Le Kenya, laboratoire des services financiers de demain

Créé le

11.05.2012

-

Mis à jour le

29.05.2012

Avec 42 % de sa population ayant accès aux services financiers, le Kenya fait figure d’exemple à suivre sur le continent africain, et même au-delà. À l’origine de ces bons résultats, une rupture technologique : le service de paiement mobile M-Pesa et les multiples utilisations qu’en a fait le secteur bancaire.

En moyenne dans le monde, un adulte sur deux dispose d’un compte bancaire. Ce chiffre tombe à moins d’un sur quatre en Afrique subsaharienne, selon les statistiques récemment publiées par la Banque Mondiale [1] . En Afrique noire pourtant, un pays fait figure d’exception : le Kenya. Avec 42 % de taux de bancarisation, il arrive en deuxième position sur le continent, derrière l’Afrique du Sud (54 %), mais devant le Maroc (39 %) ou le Nigéria (30 %), qui abritent pourtant tous deux de puissantes banques.

La recette kenyane ? Le paiement par mobile, dont l’utilisation s’est répandue comme une traînée de poudre dans le pays depuis cinq ans. En 2007, Safaricom, opérateur téléphonique national, à l’époque filiale de Vodafone, introduit M-Pesa : « M » pour « mobile » et « Pesa » pour « argent » en swahili. Ce service permet le transfert d’argent de portable à portable (voir Encadré 1), via SMS, donc utilisable sur le plus rudimentaire des téléphones. « M-Pesa a révolutionné le pays, s’enthousiasme Betty, la trentaine, salariée d’une grande entreprise à Nairobi. Avant, pour donner de l’argent à ma famille restée à la campagne, je devais faire venir ma sœur tous les mois, ce qui engendrait des coûts importants et prenait du temps. Sans compter les risques qu’elle se fasse voler sur le chemin du retour… Avec M-Pesa, c’est instantané, pour des frais minimes. »

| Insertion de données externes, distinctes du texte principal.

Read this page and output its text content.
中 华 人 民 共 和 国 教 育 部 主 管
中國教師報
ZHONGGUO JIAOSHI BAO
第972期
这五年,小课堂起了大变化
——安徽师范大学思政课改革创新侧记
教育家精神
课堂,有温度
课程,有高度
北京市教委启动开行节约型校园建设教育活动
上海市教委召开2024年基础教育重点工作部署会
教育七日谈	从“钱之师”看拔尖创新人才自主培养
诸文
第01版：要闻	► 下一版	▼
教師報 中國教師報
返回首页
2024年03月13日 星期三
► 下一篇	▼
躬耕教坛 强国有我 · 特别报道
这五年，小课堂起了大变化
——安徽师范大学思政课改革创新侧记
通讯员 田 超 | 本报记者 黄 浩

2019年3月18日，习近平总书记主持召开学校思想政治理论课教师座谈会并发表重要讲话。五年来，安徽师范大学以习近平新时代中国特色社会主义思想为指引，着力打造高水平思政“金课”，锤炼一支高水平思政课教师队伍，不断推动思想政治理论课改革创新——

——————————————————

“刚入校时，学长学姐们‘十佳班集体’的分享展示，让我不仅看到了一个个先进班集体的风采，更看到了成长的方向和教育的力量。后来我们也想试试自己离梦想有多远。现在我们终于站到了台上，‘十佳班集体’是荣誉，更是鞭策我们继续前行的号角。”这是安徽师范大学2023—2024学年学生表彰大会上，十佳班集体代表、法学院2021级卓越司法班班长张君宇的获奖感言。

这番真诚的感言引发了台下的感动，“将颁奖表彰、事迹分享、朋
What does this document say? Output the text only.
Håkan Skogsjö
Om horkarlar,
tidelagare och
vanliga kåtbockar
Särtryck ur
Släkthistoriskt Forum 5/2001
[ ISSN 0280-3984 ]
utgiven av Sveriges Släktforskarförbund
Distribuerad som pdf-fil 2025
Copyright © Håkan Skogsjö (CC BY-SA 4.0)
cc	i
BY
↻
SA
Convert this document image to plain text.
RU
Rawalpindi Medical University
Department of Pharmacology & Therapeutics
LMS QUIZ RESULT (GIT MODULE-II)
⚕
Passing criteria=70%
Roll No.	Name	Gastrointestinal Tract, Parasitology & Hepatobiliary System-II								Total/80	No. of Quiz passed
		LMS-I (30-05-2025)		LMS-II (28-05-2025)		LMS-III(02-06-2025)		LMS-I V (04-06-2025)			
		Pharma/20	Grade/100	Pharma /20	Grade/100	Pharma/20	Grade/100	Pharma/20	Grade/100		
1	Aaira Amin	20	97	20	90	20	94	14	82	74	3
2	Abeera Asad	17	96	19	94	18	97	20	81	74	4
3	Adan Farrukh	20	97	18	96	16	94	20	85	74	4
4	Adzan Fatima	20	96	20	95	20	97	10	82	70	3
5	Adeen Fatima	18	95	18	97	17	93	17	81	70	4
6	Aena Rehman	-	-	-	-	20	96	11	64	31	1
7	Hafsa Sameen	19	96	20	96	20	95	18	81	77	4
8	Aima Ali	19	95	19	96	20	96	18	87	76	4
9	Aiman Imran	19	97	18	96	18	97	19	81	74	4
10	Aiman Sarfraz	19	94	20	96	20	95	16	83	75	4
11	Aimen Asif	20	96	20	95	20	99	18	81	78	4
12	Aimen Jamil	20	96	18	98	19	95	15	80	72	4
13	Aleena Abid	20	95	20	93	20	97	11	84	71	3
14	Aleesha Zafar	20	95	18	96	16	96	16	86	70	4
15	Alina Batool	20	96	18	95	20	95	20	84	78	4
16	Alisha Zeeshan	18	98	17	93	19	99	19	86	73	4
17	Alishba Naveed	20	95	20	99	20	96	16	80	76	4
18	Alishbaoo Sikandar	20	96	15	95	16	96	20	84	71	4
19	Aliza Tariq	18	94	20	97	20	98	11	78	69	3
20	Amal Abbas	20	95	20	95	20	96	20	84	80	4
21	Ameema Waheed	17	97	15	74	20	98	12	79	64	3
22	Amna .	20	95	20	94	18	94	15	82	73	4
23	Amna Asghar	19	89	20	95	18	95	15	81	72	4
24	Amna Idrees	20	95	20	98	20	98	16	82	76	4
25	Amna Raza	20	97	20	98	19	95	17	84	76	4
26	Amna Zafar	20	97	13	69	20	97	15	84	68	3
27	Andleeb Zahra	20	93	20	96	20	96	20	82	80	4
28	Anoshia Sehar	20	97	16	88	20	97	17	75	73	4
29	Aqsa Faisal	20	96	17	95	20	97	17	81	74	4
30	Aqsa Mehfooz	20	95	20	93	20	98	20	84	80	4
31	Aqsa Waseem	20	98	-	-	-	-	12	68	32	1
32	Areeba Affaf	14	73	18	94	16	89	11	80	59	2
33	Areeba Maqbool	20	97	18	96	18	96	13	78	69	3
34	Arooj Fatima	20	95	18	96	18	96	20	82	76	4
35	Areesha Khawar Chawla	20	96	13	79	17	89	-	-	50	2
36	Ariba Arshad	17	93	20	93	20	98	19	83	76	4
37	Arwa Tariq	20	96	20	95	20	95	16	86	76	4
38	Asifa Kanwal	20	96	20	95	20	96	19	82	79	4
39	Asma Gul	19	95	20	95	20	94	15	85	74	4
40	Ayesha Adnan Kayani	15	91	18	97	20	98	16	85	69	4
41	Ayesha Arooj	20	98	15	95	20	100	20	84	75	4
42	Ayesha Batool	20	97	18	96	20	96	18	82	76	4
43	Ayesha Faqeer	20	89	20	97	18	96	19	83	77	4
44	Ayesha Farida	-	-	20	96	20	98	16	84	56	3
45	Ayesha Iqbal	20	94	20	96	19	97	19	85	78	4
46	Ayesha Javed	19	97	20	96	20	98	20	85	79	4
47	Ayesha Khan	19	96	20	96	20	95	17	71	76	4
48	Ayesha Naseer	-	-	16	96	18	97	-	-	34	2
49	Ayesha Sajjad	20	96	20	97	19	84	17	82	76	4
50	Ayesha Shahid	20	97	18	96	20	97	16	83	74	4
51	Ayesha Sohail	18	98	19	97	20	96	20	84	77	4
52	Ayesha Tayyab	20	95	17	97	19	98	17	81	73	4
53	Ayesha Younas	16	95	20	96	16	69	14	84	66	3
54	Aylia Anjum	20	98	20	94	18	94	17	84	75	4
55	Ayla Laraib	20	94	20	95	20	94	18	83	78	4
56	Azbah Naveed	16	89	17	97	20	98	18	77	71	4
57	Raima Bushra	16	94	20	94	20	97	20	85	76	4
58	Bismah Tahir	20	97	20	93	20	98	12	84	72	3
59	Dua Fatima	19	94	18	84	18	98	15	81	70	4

Un réseau de 50 000 agents

La prédominance de Safaricom sur le marché kenyan et la forte pénétration du mobile jusque dans les campagnes permettent à M-Pesa de décoller très rapidement : fin 2008, le paiement par mobile était utilisé par 5 millions de personnes, un an après, le double. Fin 2011, la banque centrale kenyane faisait état de 19,2 millions de clients, pour un montant échangé de 120 milliards de shillings (1 milliard d’euros). Selon la Banque Mondiale, 68 % des Kenyans déclarent avoir utilisé leur mobile pour des services financiers sur les 12 derniers mois, contre 16 % en moyenne pour l'ensemble du continent africain. Entre-temps, les autres opérateurs de télécommunication ont suivi l’exemple de Safaricom, le plus notable étant Airtel et ses 3,2 millions d’utilisateurs pour son service Airtel Money. Safaricom, plus cher sur les services téléphoniques, reste toutefois un « must have » lorsqu’il s’agit de paiement, et les Kenyans n’hésitent pas à avoir deux ou trois cartes SIM d’opérateurs différents pour optimiser leurs dépenses. La concurrence se joue à grands renforts de marketing : dans les campagnes, les « villages Airtel » rouges, où toutes les boutiques sont peintes aux couleurs de l’opérateur, succèdent aux « villages Safaricom » verts.

La pénétration au cœur des zones rurales est un élément clé du succès de M-Pesa et autres solutions de m-money. Elle s’appuie sur un réseau de 50 000 agents [2] . Ces intermédiaires sont parfois propriétaires d’une petite épicerie de proximité, parfois revendeurs de mobiles, parfois employés d’un « corner » dédié dans une pharmacie ou un cyber-café. Ils ouvrent les comptes M-Pesa sur simple présentation d’une carte d’identité, et surtout effectuent les dépôts et les retraits de cash. Ils sont également l’interface qui aide à résoudre tout problème avec le service. Si bien qu’une majorité écrasante de Kenyans sait comment utiliser M-Pesa, de l’étudiant à Nairobi au fermier luo, en passant par l’éleveur masaï.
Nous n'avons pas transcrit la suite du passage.